Decit suara roda menggesek aspal membuat orang-orang terkejut dan menoleh. Dia nyaris tertabrak mobil jika saja supir terlambat membanting stir ke kanan. Ternyata supir bukan hanya pintar mengendarai mobil, namun juga memiliki kosakata tak senonoh lengkap yang dilontarkannya ke Mahfud dengan suara membahana dalam satu tarikan napas:
"... Goblok! Haram jadah! Mampus aja lu, monyet!"
Dan mobil itu segera menghilang.
Mahfud menelan penghinaan yang melipatgandakan frustrasinya hari itu yang ditanak matang oleh panasnya matahari. Segera saja wajahnya berubah sadis dan dia menggeram bagai iblis.
Dia membuka mulutnya untuk melemparkan kemarahannya pada gadis yang menatapnya dengan mata berair. Mata gadis itu menunjukkan sesuatu yang tidak bisa dia pahami. Apakah itu ucapan terima kasih? Permintaan maaf? Atau keduanya?Â
Mahfud mengabaikannya karena dia tidak punya waktu untuk itu. Kata-kata mutiara ulangan dari pengemudi mobil barusan sudah berada di ujung lidahnya ketika gadis itu maju melangkah. Langkahnya yang tertatih-tatih terburu-buru, wajahnya meringis menahan sakit. Kakinya yang cacat terlihat saat dia melintas membuka jalur di depan Mahfud. Kemarahan di wajah Mahfud menghilang bagai air cucian di mesin pengering. Seseorang memungut kruk yang terjatuh di aspal dan memberikan pada gadis itu.
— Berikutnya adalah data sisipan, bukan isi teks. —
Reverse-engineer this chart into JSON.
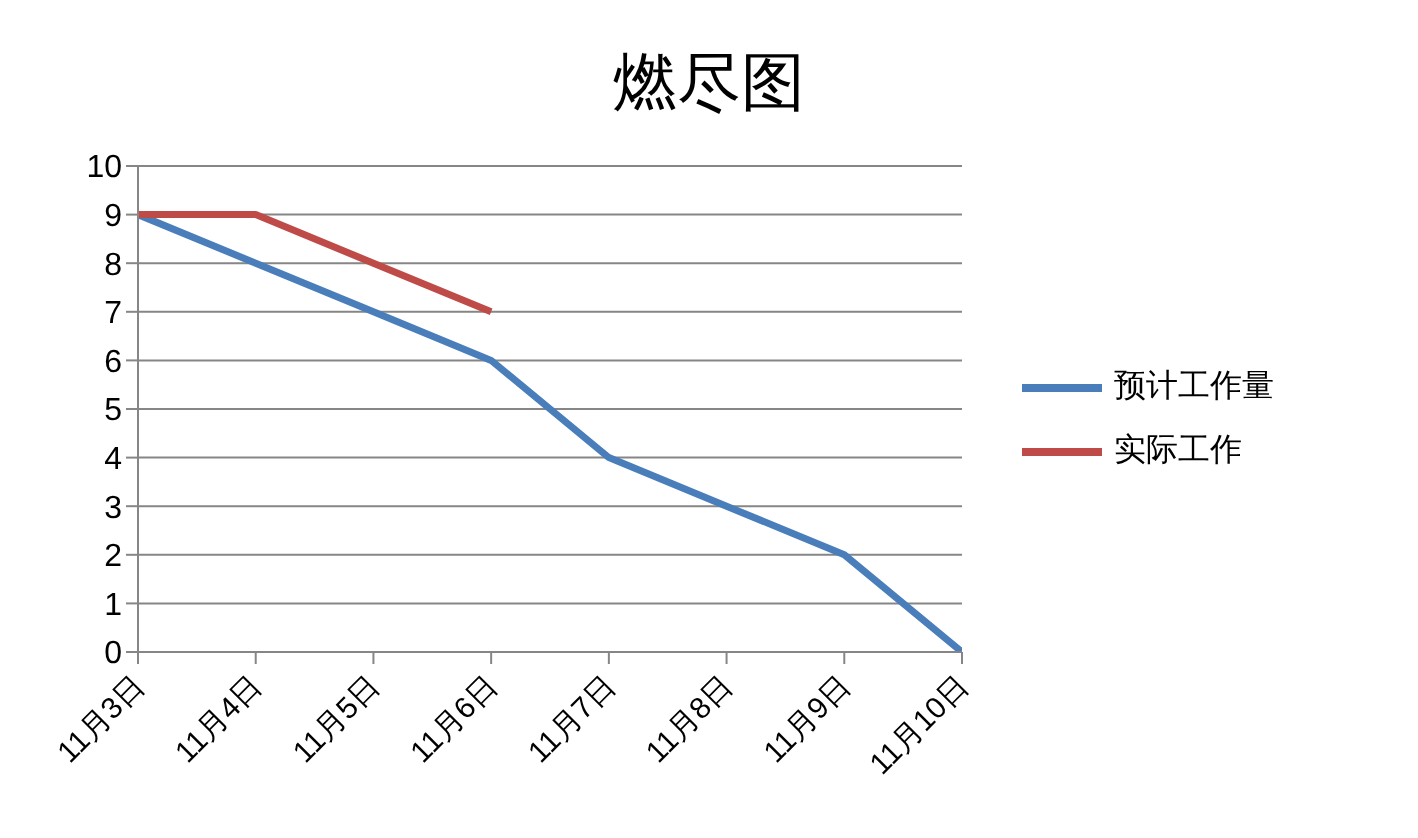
{
  "chart_data": {
    "type": "line",
    "title": "燃尽图",
    "categories": [
      "11月3日",
      "11月4日",
      "11月5日",
      "11月6日",
      "11月7日",
      "11月8日",
      "11月9日",
      "11月10日"
    ],
    "series": [
      {
        "name": "预计工作量",
        "color": "#4a7ebb",
        "values": [
          9,
          8,
          7,
          6,
          4,
          3,
          2,
          0
        ]
      },
      {
        "name": "实际工作",
        "color": "#be4b48",
        "values": [
          9,
          9,
          8,
          7,
          null,
          null,
          null,
          null
        ]
      }
    ],
    "ylim": [
      0,
      10
    ],
    "yticks": [
      0,
      1,
      2,
      3,
      4,
      5,
      6,
      7,
      8,
      9,
      10
    ],
    "grid": "y",
    "legend": "right"
  }
}
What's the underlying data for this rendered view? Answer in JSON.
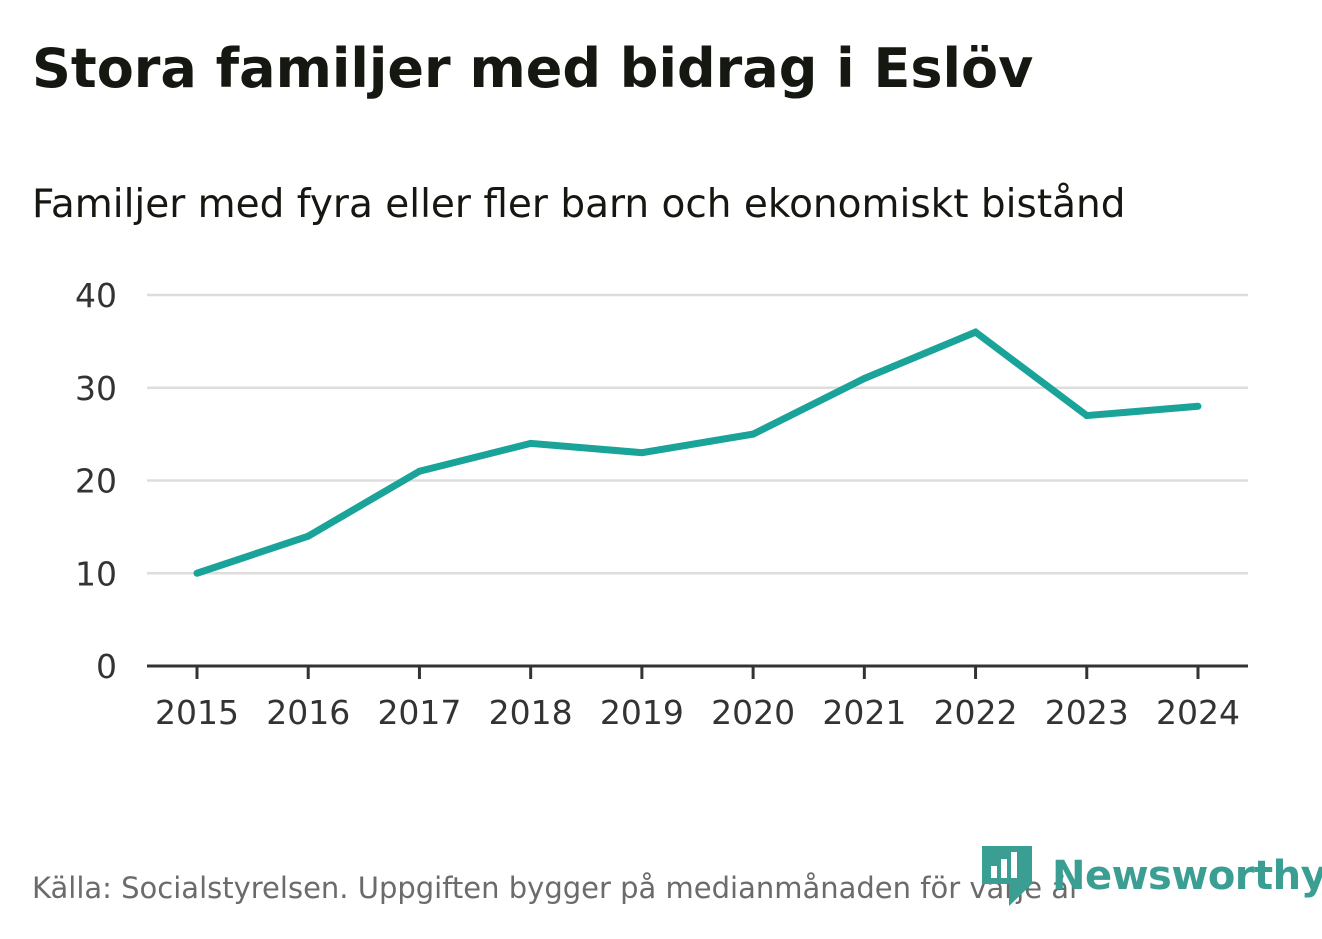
{
  "header": {
    "title": "Stora familjer med bidrag i Eslöv",
    "subtitle": "Familjer med fyra eller fler barn och ekonomiskt bistånd"
  },
  "chart_data": {
    "type": "line",
    "title": "Stora familjer med bidrag i Eslöv",
    "subtitle": "Familjer med fyra eller fler barn och ekonomiskt bistånd",
    "xlabel": "",
    "ylabel": "",
    "categories": [
      "2015",
      "2016",
      "2017",
      "2018",
      "2019",
      "2020",
      "2021",
      "2022",
      "2023",
      "2024"
    ],
    "series": [
      {
        "name": "Familjer med fyra eller fler barn och ekonomiskt bistånd",
        "values": [
          10,
          14,
          21,
          24,
          23,
          25,
          31,
          36,
          27,
          28
        ],
        "color": "#1aa399"
      }
    ],
    "ylim": [
      0,
      40
    ],
    "yticks": [
      "0",
      "10",
      "20",
      "30",
      "40"
    ],
    "grid": true
  },
  "footer": {
    "source": "Källa: Socialstyrelsen. Uppgiften bygger på medianmånaden för varje år",
    "brand": "Newsworthy"
  },
  "colors": {
    "line": "#1aa399",
    "grid": "#dddddd",
    "axis": "#333333",
    "brand": "#3a9e93"
  },
  "icons": {
    "brand_logo": "newsworthy-logo-icon"
  }
}
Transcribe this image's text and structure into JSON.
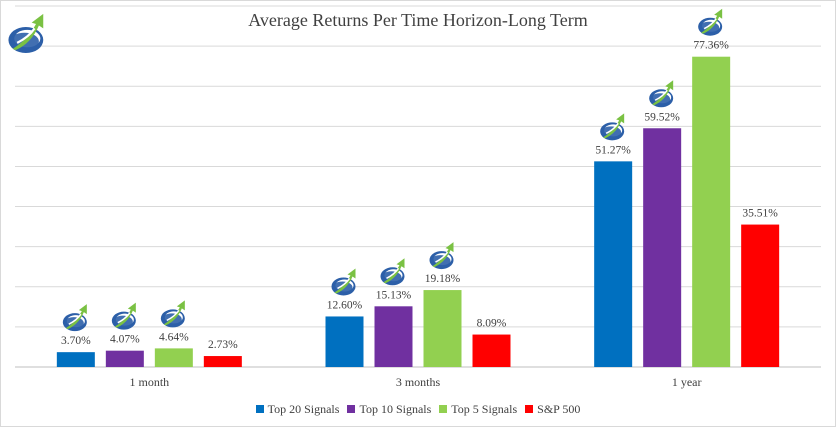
{
  "colors": {
    "grid": "#d9d9d9",
    "axis": "#bfbfbf",
    "text": "#404040",
    "logo_blue": "#2c5fa8",
    "logo_green": "#7ac143"
  },
  "logo_icon": "blue-green-swoosh-arrow-icon",
  "chart_data": {
    "type": "bar",
    "title": "Average Returns Per Time Horizon-Long Term",
    "xlabel": "",
    "ylabel": "",
    "ylim": [
      0,
      90
    ],
    "grid": true,
    "gridlines": [
      0,
      10,
      20,
      30,
      40,
      50,
      60,
      70,
      80,
      90
    ],
    "legend_position": "bottom",
    "categories": [
      "1 month",
      "3 months",
      "1 year"
    ],
    "series": [
      {
        "name": "Top 20 Signals",
        "color": "#0070c0",
        "values": [
          3.7,
          12.6,
          51.27
        ],
        "labels": [
          "3.70%",
          "12.60%",
          "51.27%"
        ],
        "logo": true
      },
      {
        "name": "Top 10 Signals",
        "color": "#7030a0",
        "values": [
          4.07,
          15.13,
          59.52
        ],
        "labels": [
          "4.07%",
          "15.13%",
          "59.52%"
        ],
        "logo": true
      },
      {
        "name": "Top 5 Signals",
        "color": "#92d050",
        "values": [
          4.64,
          19.18,
          77.36
        ],
        "labels": [
          "4.64%",
          "19.18%",
          "77.36%"
        ],
        "logo": true
      },
      {
        "name": "S&P 500",
        "color": "#ff0000",
        "values": [
          2.73,
          8.09,
          35.51
        ],
        "labels": [
          "2.73%",
          "8.09%",
          "35.51%"
        ],
        "logo": false
      }
    ]
  }
}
Mahfud menatap kakinya sendiri. Dia menatap sepeda motornya.
Ada banyak hal yang harus disyukuri, pikirnya dalam hati.
Dia mengangkat mukanya untuk melihat gadis itu yang tersenyum padanya.
"Silakan," kata Mahfud, mengangguk lembut.
Hanya tiga puluh detik, namun waktu terasa diam untuknya. Mahfud ingat dia menendang starter motornya untuk melanjutkan perjalanan. Ketika dia memutar gasnya, dia menyadari, dari arah berlawanan melaju sebuah mobil dengan kecepatan pesawat terbang hendak lepas landas.